Дальгрен
Часть 91 из 208 Информация о книге
Для доступа к библиотеке пройдите авторизацию
– И вот гранки, вам их надо проглядеть. – Мистер Новик указал на бумаги, улегшиеся Шкету поперек колена. – К счастью, объем невелик. Тридцать шесть полос, что ли. Считая обложку. Вдруг там какие-нибудь ужасные ошибки. Печатать будут на бумаге чуть получше. Я бы кегль сделал крупнее…
МЕДНЫЕ
ОРХИДЕИ
– …но Роджер объяснил – и мы все, я полагаю, это понимаем, – что в Беллону журавли залетают редко и надо обходиться синицами.
– А, ну да. – Шкет оторвал взгляд от бумаги и подождал, когда название его книжки встроится в ту область сознания, что отведена реальности, а сам вычеркивал его из той области, что называется грезой.
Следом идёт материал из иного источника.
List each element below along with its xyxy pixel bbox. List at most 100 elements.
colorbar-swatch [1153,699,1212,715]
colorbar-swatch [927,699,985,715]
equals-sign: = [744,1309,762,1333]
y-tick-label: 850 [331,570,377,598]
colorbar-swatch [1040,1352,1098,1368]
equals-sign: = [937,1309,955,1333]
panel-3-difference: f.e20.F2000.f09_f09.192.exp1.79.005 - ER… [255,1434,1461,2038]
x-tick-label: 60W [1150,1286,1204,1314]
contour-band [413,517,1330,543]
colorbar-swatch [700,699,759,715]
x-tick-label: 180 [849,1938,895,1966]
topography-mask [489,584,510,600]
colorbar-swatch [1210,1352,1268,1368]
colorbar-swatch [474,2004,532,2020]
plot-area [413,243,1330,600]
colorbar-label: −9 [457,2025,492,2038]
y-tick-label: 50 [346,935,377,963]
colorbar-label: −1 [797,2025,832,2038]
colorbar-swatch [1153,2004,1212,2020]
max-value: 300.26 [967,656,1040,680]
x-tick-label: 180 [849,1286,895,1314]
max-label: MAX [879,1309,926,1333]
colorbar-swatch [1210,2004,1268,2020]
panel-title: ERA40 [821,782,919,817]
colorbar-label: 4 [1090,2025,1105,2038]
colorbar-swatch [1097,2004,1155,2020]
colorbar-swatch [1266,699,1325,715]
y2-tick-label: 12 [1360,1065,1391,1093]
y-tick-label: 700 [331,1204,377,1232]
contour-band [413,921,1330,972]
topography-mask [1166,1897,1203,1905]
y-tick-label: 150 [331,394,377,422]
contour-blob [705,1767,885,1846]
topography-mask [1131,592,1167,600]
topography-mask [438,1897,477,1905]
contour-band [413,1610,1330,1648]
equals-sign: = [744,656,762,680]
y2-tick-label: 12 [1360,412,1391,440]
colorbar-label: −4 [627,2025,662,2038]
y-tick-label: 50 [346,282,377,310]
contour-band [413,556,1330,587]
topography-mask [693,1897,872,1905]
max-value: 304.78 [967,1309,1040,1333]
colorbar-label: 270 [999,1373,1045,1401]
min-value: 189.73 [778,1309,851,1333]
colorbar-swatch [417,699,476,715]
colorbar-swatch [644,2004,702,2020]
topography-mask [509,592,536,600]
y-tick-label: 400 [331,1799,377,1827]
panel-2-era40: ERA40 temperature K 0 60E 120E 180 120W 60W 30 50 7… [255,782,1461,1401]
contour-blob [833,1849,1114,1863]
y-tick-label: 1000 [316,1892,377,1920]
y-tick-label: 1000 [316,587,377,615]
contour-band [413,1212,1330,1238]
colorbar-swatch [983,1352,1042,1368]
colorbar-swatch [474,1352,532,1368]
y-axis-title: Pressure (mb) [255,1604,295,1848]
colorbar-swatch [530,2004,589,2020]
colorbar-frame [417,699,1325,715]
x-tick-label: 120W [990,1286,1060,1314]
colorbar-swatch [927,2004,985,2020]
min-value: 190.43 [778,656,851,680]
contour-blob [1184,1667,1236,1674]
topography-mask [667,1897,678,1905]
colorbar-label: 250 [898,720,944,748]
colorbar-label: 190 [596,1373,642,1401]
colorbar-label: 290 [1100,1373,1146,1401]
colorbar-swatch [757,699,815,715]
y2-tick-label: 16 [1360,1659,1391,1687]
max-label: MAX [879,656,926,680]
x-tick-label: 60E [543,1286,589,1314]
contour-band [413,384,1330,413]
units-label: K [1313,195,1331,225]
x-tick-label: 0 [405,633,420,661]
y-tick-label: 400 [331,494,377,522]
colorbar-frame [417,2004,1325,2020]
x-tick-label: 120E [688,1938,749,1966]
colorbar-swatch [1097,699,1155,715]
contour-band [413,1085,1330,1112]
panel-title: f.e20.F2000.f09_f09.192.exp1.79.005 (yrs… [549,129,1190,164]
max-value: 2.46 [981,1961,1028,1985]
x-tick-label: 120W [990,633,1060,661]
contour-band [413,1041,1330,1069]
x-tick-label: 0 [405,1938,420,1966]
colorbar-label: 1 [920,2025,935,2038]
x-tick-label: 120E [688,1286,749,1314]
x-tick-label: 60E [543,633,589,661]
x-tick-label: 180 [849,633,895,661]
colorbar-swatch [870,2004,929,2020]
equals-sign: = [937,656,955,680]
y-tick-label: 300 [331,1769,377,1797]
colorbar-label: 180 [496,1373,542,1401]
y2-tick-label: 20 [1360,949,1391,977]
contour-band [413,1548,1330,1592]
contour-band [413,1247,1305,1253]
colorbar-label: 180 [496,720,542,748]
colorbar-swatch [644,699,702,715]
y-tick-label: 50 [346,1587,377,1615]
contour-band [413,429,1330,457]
Переход дался легко, но отдавал неколебимостью и неизбежностью, с какими постигаешь насилие. Он был рад и расстроен, но смутно различал, что реакции эти сопредельны, а не последовательны.
– А это иллюстрации. Опять же – тут мы сталкиваемся с пристрастием Роджера к театральности. Честно говоря, я считаю, поэзии иллюстрации не нужны. Но он просил вам показать; в итоге-то решение за вами.
Шкет чуть было не сказал: «Тут же все черное», – но разглядел проблески на матовой поверхности.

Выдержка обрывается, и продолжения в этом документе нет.